Blue CapriceAlexandre Moors / 2013 / threestar

Active Ingredients: Compelling score; Mounting tension; Central relationship
Side Effects: Explanation of motives

Blue Caprice is a moody and knotty exploration of influence and manipulation, an examination into the dynamics of a volatile relationship that results in violence. First-time director Alexandre Moors is more interested in psychological violence than physical bloodshed, in deep internal scars we can’t see, and as a result he skillfully steers his dramatization of the Beltway Snipers away from distasteful shock and easy condemnation.

The film follows the two snipers—the wounded and vitriolic ex-con John, and a lost and abandoned child eager to belong—from their fist meeting in Antigua to their forced separation in prison following a string of murders that left ten dead and sowed terror around the capitol. Isaiah Washington makes John an intense and commanding presence, a facade of strength and calm masking misplaced paranoia and flashes of seething anger. He’s not allowed near his wife and children, and as his hatred festers it radiates out into the world. John’s own abandonment is echoed in Lee: an impressionable blank slate, only given a name at the film’s close.

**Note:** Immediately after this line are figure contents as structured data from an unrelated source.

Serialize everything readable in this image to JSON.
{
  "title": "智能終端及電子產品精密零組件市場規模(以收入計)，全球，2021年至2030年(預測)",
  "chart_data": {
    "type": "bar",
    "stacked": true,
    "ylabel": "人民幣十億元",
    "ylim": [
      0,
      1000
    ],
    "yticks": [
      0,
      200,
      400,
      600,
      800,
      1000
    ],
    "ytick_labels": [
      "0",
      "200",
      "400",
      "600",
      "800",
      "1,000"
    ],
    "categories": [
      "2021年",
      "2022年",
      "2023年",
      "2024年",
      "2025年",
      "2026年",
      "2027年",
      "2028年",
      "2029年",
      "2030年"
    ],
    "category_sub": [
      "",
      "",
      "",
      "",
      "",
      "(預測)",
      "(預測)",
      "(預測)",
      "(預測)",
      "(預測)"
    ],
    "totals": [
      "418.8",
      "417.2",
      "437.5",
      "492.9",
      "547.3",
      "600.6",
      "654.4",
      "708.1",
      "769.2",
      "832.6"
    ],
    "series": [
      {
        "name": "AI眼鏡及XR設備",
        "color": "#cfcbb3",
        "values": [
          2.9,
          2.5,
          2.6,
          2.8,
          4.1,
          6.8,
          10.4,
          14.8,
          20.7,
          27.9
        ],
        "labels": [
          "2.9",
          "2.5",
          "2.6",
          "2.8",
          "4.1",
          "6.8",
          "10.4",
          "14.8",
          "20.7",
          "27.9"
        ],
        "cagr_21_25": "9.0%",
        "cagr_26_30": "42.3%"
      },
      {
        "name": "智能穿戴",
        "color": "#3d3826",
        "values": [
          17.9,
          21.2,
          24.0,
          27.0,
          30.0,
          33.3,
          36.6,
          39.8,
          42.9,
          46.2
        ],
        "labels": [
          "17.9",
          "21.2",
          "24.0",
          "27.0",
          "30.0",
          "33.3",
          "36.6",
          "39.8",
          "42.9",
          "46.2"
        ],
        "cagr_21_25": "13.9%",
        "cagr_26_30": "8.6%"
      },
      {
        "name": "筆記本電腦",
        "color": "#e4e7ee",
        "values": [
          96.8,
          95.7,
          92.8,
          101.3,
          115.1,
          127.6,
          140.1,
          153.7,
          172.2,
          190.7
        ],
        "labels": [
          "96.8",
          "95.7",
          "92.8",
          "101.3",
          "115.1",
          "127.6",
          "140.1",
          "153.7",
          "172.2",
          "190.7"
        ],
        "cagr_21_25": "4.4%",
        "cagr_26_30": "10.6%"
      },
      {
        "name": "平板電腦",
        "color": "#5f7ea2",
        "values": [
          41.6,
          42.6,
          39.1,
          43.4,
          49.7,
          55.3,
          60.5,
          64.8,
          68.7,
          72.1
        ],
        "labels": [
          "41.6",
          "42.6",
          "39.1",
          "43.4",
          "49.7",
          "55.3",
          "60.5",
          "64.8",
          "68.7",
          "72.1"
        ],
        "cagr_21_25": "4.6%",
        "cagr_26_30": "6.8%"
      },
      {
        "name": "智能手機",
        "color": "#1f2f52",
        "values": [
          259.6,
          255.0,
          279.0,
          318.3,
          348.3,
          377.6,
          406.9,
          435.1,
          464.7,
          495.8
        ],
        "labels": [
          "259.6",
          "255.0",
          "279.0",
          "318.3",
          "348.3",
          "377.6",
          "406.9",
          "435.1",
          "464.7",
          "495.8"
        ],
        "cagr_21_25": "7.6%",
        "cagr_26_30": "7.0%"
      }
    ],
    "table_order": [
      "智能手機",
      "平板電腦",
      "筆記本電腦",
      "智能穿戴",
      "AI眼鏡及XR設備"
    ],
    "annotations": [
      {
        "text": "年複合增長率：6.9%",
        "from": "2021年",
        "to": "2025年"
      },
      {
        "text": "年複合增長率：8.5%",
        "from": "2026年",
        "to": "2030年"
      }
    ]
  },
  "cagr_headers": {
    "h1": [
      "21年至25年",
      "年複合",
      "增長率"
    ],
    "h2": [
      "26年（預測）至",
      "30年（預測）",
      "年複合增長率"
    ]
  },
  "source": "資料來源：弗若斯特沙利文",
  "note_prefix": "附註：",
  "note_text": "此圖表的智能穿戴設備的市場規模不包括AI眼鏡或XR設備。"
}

Blue Caprice wisely focuses on John’s manipulation of Lee rather than the bloodshed itself (the shootings comprise the film’s final 15 minutes or so). Indeed, what’s scariest about Blue Caprice is its perversion of the natural impulses underlying the roles of fathers and sons: nurturing and mentoring, belonging and obedience. Still, the audience feels the inevitability of the shootings to come, and this knowledge imbues the film with a sense of tension and dread. Moors emphasizes these tensions with a disorienting handheld camera, a muted color palette and an extremely compelling and unpredictable score by Sarah Neufeld and Colin Stetson.

A similar foreknowledge of impending violence is what animates Gus Van Sant‘s Elephant (2003) and Last Days (2005). In each film, Van Sant uses stunning long takes to place the viewer alongside its characters, making it the moral task of the audience, not the filmmaker, to assign judgement. Unlike Van Sant’s films, however, Blue Caprice depends on an explanation, however unsatisfactory, for its violence, and John’s diatribes about “evil people” and “hitting back” are among the film’s weakest moments. It would take a more daring formal approach than Moors’ to completely reject a rationalization of these crimes.

Nobody can know why these acts were committed—no answer could ever be convincing—but Moors’ film does provide a framework to recognize that such violence doesn’t require monsters, just simple humans.